THE CARE OF THE PATIENT: A MULTIFACETED JOB
Let me conclude with this 1927 quotation from Francis Peabody,18 a copy of which I have kept in my briefcase my entire career. It was a very important notion to me that “for the secret of the care of the patient is in caring for the patient.” That was 1927, when the physician had little or nothing to offer except caring, and in which that caring was exemplified by the willingness of the physician to come to the house to do a tonsillectomy on the kitchen table. In the 21st century, I think we have to accept the notion that “the secret of the care of the patient is in the care of the patient.” That does not mean that we do not want physicians who are not altruistic, who do not communicate well, who do not care for their patients.

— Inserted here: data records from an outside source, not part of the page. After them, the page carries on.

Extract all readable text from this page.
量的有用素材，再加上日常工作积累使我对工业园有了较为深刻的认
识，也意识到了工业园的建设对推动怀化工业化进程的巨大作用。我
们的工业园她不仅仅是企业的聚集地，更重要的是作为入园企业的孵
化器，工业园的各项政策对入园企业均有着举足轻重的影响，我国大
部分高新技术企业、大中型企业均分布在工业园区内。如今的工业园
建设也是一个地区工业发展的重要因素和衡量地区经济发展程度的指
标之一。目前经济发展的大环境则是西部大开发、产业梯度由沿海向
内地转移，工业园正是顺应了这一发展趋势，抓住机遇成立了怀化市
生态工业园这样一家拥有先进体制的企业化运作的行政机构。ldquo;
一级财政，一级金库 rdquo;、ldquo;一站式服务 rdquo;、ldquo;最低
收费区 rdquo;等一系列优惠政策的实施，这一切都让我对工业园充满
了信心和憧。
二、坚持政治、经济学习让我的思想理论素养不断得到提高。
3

But no matter how much they care, if physicians are not in a position to provide outstanding care through the mechanisms that I have discussed, all the caring in the world will not help our patients. While we continue to emphasize altruism, it seems to me that a focus on the concepts of outcomes, of process, of evidence, of improvement, of change, and of application of learning are absolutely essential to us.13 I would argue that Robert H. Ebert, as a 21st-century physician, would encourage us to confront these issues in education and in the delivery of health care.